Senin, 13 April 2015

Eksperimen Cerpen Meyakinkan Pembaca



Keberanian mengeksplorasi gagasan dan imajinasi adalah pertaruhan besar bagi pengarang agar jamaah pembaca tak bosan. Pengarang ditantang untuk terus-menerus melakukan pencarian atas tema, gagasan, imajinasi, dan gaya bercerita, sebagai jalan penyegaran bagi teks-teksnya.
Pengarang mesti sadar bahwa pembaca abad XXI adalah pembaca yang disuguhi keberlimpahan kata, buku, dan informasi. Pengarang yang lena dalam kesuntukannya memproduksi karya, tanpa ada kesadaran untuk mencoba bereksperimen demi pencapaian baru, hanya akan menambah deretan karya tak berpembaca.
Eka Kurniawan adalah satu di antara sekian pengarang (cerpenis) yang bergairah untuk terus bereksperimen dalam setiap cerpennya. Kita bisa mulai melacak eksperimen Eka saat membuka kembali buku Cinta Tak Ada Mati dan Cerita-Cerita Lainnya (2005). Salah satu cerpennya, Pengakoean Seorang Pemadat Indis, ditulis menggunakan ejaan lawas.
Tak sekadar mengganti teks cerpen ke dalam ejaan lawas, antara cerita yang diajukan, tema, hingga konstruksi kalimatnya, pun benar-benar memiliki kualitas dan citarasa seperti halnya teks yang dilahirkan saat zaman kolonial. Kisah tentang pribumi penikmat candu mengingatkan kita pada buku-buku lawas berbahasa melayu pasar. 

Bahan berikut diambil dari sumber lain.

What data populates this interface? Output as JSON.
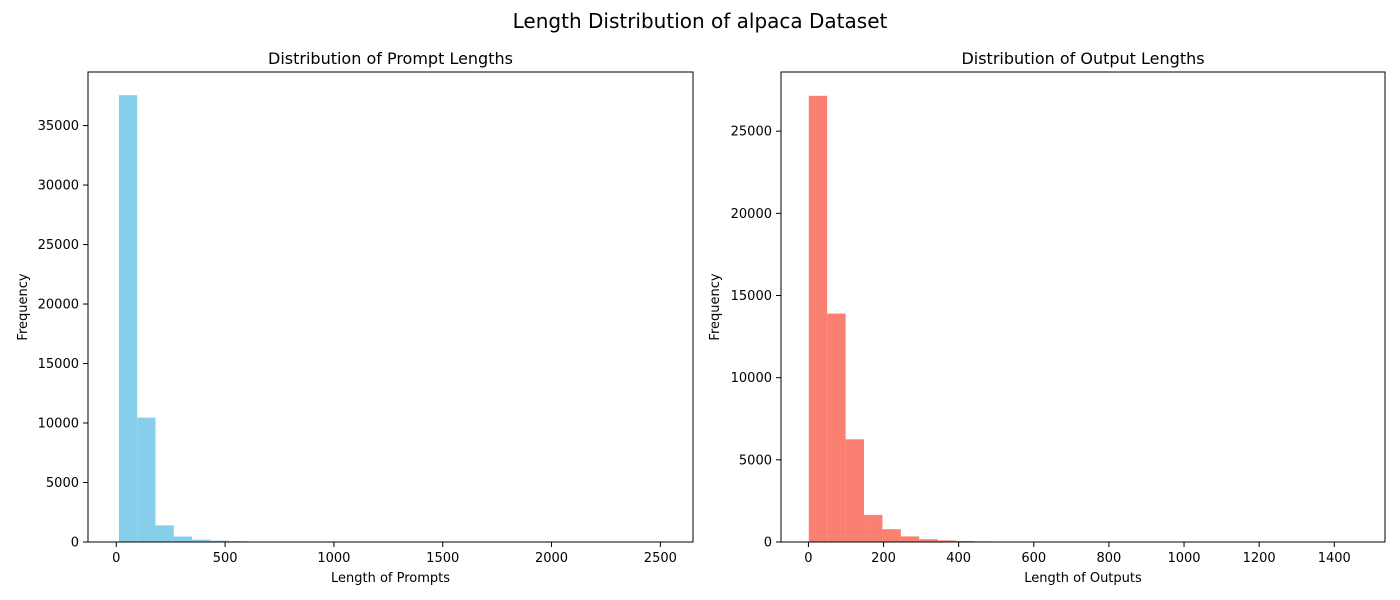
{
  "figure": {
    "suptitle": "Length Distribution of alpaca Dataset"
  },
  "chart_data": [
    {
      "type": "bar",
      "subtype": "histogram",
      "title": "Distribution of Prompt Lengths",
      "xlabel": "Length of Prompts",
      "ylabel": "Frequency",
      "color": "#87ceeb",
      "grid": false,
      "xlim": [
        -130,
        2650
      ],
      "ylim": [
        0,
        39500
      ],
      "xticks": [
        0,
        500,
        1000,
        1500,
        2000,
        2500
      ],
      "yticks": [
        0,
        5000,
        10000,
        15000,
        20000,
        25000,
        30000,
        35000
      ],
      "bin_edges": [
        12,
        96,
        180,
        264,
        348,
        432,
        516,
        600,
        684,
        768,
        852,
        936,
        1020,
        1104,
        1188,
        1272,
        1356,
        1440,
        1524,
        1608,
        1692,
        1776,
        1860,
        1944,
        2028,
        2112,
        2196,
        2280,
        2364,
        2448,
        2532
      ],
      "values": [
        37550,
        10450,
        1400,
        460,
        200,
        120,
        70,
        40,
        25,
        15,
        10,
        8,
        6,
        4,
        3,
        2,
        2,
        1,
        1,
        1,
        1,
        0,
        0,
        0,
        0,
        0,
        0,
        0,
        0,
        1
      ]
    },
    {
      "type": "bar",
      "subtype": "histogram",
      "title": "Distribution of Output Lengths",
      "xlabel": "Length of Outputs",
      "ylabel": "Frequency",
      "color": "#fa8072",
      "grid": false,
      "xlim": [
        -73,
        1535
      ],
      "ylim": [
        0,
        28600
      ],
      "xticks": [
        0,
        200,
        400,
        600,
        800,
        1000,
        1200,
        1400
      ],
      "yticks": [
        0,
        5000,
        10000,
        15000,
        20000,
        25000
      ],
      "bin_edges": [
        1,
        50,
        99,
        148,
        197,
        246,
        295,
        344,
        393,
        442,
        491,
        540,
        589,
        638,
        687,
        736,
        785,
        834,
        883,
        932,
        981,
        1030,
        1079,
        1128,
        1177,
        1226,
        1275,
        1324,
        1373,
        1422,
        1471
      ],
      "values": [
        27150,
        13900,
        6250,
        1650,
        780,
        340,
        170,
        100,
        60,
        40,
        25,
        15,
        10,
        6,
        4,
        3,
        2,
        2,
        1,
        1,
        1,
        1,
        0,
        0,
        0,
        0,
        0,
        0,
        0,
        1
      ]
    }
  ]
}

Begitu pula ketika kita menekuri lima belas cerpen dalam buku terbarunya Perempuan Patah Hati yang Kembali Menemukan Cinta Melalui Mimpi (2015). Kita bisa merasakan ada gairah pada Eka Kurniawan untuk melakukan eksperimen atas gagasan dan keliaran imajinasi. Eka seperti hendak mempertaruhkan kreativitasnya demi menciptakan cerpen dengan pelbagai karakter, citarasa, dan pengisahan.
Cerpen Membuat Senang Seekor Gajah mengisahkan seekor gajah yang berniat masuk ke dalam lemari pendingin karena merasa kepanasan. Sebuah ide cerita yang tak terlalu jenius, namun menjadi menarik ketika dipertaruhkan untuk digarap dalam olahan sebuah cerpen. Kita mafhum, mustahil bagi gajah memasukan seluruh tubuhnya ke dalam lemari pendingin.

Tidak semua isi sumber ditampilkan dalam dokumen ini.